2. Materials and Methods

2.1. Cell Culture

The human gastric cancer cell line MKN-45 was purchased from iCell Bioscience Inc, which was authenticated by short tandem repeats (STR) profiling and confirmed to be mycoplasma-free. MKN-45 cells were cultured in the RPMI-1640 medium (Invitrogen, CA, USA) supplemented with 10% fetal bovine serum (Gibco, Australia) and penicillin/streptomycin (Gibco, MA, USA) at 37°C in a 5% CO2 water-saturated atmosphere. 3.
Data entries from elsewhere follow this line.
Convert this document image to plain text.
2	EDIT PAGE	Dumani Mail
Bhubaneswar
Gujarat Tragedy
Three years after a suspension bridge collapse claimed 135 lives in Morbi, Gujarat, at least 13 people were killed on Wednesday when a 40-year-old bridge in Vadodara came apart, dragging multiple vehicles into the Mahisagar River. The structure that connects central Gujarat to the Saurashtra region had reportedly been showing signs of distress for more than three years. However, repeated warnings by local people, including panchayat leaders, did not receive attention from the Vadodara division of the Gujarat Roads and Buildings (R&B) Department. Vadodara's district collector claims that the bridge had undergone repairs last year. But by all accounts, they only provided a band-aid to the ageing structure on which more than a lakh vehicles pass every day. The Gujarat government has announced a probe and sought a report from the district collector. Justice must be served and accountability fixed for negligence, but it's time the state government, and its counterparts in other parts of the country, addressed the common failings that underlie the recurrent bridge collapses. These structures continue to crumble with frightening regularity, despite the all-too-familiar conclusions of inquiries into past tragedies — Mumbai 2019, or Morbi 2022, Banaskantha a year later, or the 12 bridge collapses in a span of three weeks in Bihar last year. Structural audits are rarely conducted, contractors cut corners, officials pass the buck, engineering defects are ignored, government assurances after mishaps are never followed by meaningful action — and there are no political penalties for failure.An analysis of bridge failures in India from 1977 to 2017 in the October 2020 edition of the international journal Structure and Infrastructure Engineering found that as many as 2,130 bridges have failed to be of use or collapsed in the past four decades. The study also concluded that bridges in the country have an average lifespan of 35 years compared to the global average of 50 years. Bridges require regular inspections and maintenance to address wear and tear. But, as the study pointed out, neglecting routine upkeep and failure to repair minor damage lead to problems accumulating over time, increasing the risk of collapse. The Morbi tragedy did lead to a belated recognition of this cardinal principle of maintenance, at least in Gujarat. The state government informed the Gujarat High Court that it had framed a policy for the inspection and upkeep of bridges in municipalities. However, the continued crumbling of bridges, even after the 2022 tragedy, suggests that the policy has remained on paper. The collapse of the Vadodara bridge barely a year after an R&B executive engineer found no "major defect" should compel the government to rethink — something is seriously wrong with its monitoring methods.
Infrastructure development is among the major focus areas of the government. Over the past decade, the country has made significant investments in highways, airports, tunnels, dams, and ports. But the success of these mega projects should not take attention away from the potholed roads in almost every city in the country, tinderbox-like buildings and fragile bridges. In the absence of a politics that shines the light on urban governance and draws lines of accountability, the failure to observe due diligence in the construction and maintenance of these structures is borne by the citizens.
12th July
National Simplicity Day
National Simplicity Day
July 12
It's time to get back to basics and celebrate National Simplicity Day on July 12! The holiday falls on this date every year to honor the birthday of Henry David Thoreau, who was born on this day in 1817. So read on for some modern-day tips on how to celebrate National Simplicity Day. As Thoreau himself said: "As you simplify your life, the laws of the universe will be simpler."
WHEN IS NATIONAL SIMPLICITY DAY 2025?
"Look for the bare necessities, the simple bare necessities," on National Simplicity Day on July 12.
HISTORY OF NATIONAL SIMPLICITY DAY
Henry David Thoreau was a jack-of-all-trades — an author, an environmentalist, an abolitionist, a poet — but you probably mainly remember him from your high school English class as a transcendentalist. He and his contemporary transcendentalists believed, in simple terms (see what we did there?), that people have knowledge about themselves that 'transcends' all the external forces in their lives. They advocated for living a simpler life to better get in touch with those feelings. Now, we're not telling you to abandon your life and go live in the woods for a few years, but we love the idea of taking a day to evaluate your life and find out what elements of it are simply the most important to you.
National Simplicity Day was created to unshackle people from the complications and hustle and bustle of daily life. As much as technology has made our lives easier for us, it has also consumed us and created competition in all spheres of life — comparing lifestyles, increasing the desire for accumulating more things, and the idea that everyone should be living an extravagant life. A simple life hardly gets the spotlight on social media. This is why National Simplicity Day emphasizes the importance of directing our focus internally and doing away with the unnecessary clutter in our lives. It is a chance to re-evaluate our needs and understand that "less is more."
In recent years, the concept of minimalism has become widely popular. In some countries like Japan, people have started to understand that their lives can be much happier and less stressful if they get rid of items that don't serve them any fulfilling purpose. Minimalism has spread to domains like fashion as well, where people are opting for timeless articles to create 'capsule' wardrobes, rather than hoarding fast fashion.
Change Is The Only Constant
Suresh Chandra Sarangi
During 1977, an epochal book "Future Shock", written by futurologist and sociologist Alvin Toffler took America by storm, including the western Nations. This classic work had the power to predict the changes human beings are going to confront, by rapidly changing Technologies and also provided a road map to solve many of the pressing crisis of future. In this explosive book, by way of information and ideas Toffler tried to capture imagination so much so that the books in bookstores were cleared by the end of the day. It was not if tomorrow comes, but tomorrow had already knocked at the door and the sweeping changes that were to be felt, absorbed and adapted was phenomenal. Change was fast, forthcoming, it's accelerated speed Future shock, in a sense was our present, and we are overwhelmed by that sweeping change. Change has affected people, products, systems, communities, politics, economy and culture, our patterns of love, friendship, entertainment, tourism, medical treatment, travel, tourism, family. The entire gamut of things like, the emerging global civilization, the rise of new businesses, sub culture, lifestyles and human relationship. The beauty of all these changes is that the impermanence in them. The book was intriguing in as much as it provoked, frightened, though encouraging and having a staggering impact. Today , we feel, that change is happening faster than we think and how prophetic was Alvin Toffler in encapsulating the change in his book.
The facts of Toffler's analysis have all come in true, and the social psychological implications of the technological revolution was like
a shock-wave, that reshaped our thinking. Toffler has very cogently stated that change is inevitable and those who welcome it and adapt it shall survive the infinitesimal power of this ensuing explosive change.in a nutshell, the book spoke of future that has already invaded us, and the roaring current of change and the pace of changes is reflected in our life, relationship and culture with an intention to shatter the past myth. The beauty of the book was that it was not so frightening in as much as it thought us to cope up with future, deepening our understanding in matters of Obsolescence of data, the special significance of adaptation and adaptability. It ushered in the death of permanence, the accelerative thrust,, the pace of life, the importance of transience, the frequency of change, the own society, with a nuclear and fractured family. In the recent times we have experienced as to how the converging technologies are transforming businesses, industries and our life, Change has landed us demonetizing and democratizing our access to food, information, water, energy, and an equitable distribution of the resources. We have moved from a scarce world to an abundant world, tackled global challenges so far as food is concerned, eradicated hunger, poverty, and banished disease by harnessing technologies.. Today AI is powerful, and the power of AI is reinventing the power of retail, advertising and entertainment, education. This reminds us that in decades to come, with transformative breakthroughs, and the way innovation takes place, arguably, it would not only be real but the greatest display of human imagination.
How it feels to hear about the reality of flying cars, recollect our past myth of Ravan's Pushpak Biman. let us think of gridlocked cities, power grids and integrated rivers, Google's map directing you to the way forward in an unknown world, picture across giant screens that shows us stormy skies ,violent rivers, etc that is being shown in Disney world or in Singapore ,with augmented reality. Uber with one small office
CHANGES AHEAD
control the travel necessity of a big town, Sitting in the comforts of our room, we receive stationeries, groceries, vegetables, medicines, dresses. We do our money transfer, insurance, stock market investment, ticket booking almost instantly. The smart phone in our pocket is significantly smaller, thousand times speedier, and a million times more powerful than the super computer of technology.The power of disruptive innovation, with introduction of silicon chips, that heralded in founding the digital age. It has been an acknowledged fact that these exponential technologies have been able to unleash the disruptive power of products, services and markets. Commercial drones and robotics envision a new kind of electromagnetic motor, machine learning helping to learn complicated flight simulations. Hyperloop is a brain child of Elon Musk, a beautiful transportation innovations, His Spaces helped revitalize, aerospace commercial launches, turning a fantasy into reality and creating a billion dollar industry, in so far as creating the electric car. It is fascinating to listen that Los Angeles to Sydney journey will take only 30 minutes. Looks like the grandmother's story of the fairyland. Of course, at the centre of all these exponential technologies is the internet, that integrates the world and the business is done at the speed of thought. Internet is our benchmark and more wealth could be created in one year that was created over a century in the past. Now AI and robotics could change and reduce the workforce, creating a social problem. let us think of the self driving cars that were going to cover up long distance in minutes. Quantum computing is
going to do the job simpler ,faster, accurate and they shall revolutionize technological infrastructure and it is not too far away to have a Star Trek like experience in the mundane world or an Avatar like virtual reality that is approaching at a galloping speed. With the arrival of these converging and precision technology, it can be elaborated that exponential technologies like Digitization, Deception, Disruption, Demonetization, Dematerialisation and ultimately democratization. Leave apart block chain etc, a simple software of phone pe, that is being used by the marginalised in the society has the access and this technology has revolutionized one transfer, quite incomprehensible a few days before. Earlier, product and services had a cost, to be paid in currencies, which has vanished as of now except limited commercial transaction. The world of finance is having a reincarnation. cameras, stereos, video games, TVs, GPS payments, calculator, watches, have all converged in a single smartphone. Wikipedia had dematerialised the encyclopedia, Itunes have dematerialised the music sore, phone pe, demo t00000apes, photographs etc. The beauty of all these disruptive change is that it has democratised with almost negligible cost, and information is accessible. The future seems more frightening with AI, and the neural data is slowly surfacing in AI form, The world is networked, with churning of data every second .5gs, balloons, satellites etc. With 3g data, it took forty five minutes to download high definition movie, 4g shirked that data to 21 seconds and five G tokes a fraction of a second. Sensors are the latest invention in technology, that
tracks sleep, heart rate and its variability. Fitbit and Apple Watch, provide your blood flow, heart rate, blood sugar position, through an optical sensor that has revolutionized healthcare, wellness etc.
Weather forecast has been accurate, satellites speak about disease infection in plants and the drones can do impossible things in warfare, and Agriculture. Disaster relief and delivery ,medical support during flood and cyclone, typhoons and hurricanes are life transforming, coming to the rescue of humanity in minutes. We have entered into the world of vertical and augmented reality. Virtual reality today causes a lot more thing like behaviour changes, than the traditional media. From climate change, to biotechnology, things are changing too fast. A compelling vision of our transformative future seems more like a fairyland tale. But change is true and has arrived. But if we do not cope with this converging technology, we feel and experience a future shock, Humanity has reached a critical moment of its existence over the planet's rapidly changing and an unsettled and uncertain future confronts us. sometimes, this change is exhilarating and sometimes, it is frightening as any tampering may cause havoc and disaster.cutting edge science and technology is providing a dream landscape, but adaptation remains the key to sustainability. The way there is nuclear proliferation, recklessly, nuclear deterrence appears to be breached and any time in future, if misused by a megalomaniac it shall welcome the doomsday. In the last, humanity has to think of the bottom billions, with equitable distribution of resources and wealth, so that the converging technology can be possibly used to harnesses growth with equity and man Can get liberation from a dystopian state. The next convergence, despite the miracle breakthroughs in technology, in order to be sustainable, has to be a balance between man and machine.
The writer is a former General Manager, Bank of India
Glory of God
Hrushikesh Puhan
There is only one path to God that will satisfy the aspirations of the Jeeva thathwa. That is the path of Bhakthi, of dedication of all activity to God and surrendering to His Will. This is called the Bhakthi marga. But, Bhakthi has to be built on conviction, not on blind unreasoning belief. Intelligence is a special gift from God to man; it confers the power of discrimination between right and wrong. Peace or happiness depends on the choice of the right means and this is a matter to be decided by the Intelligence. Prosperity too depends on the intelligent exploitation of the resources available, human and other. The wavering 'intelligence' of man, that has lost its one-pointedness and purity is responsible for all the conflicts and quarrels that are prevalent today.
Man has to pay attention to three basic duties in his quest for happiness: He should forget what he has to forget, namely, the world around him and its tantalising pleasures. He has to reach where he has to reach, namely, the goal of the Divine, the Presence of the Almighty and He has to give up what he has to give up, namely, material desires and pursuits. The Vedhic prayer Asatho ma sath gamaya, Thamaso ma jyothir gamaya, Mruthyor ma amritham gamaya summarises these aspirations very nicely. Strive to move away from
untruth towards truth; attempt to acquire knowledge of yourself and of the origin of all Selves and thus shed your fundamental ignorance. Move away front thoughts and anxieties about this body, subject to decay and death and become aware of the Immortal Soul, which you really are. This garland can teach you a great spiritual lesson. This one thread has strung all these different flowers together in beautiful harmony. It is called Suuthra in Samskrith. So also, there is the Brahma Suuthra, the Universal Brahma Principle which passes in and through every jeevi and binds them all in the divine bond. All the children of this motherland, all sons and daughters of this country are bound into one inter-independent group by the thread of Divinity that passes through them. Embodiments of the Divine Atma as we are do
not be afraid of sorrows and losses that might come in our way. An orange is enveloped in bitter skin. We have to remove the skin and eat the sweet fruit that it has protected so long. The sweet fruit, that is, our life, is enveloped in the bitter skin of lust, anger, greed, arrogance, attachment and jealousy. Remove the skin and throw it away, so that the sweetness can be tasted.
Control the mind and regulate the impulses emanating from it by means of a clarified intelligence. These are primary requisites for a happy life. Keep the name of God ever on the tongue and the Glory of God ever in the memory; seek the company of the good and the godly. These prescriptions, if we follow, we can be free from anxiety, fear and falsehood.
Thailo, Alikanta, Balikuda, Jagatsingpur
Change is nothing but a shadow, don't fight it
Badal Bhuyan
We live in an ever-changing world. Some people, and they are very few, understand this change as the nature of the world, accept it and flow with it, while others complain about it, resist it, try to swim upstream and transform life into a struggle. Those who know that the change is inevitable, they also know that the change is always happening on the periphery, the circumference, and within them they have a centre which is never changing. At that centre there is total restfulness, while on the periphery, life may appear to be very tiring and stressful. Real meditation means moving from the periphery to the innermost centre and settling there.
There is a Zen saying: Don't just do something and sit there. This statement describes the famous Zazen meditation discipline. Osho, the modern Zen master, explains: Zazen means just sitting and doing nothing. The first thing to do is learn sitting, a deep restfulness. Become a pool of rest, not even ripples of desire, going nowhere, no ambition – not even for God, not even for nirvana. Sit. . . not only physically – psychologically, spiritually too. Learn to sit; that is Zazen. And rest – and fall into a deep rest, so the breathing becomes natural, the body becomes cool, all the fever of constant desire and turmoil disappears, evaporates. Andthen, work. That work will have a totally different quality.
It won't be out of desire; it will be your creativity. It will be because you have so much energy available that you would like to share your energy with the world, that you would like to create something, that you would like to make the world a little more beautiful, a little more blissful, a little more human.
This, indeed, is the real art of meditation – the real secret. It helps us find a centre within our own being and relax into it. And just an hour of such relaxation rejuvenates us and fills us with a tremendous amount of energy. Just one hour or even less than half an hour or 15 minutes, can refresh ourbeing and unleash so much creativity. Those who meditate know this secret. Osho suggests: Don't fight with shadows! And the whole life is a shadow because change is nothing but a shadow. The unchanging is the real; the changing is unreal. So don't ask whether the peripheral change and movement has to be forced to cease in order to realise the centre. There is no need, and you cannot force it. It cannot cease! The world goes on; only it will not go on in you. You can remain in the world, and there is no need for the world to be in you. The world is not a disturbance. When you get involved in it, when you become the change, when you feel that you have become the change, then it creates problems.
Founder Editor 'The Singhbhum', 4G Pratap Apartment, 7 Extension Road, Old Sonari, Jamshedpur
2.2. Transfection of Gastric Adenocarcinoma Cells

MKN-45 cells (5 × 105) were cultured in a 6-well plate. At 60% confluence, 6 μg of each type of RNA oligo/plasmid was utilized to transfect MKN-45 cells using Lipofectamine 2000 transfection reagent (Invitrogen, CA, USA). After 24 hours, the cells were evaluated for successful transfection.

2.3. Cell Migration Assay

MKN-45 cells were cultured in 6-well plates at a density of 2 × 105 cells/well. At 90% confluence, the cell layer was scratched with a sterile yellow 200 μL pipette tip and then washed three times in PBS. Fresh RPMI-1640 medium containing 2% FBS was then added to the cells. Three random fields of view were selected and imaged using an inverted microscope.

2.4. Cell Invasion Assay

The cell invasion assay was performed in transwell chambers. The transwell chambers were placed in a 24-well plate, and each chamber contained an insert with an 8 μm pore size polyethylene terephthalate membrane (Corning Life Sciences, MA, USA). The treated MKN-45 cells were resuspended and seeded in the upper chambers in a serum-free medium. Cells at a density of 5 × 104 cells/well (in 200 μL) were seeded in the upper transwell chambers, in which the membrane was coated with Matrigel (BD Biosciences, MA, USA) and 500 μL of complete growth medium was added to the bottom chambers. The noninvaded cells in the upper chamber were removed with cotton swabs. Invaded cells on the bottom surface of the membrane were fixed, stained with crystal violet, and observed using a microscope.

2.5. Flow Cytometry

MKN-45 cells were washed twice in cold PBS and resuspended in Annexin V binding buffer at a concentration of 1 × 106 cells/mL. Then, 100 μL of the cell suspension (1 × 105 cells) was incubated with 5 μL of FITC-Annexin V and 5 μL of propidium iodide using an Apoptosis Detection Kit (BD Biosciences, CA, USA). Then, 400 μL of binding buffer was added. The flow cytometry was used to determine the apoptosis rate.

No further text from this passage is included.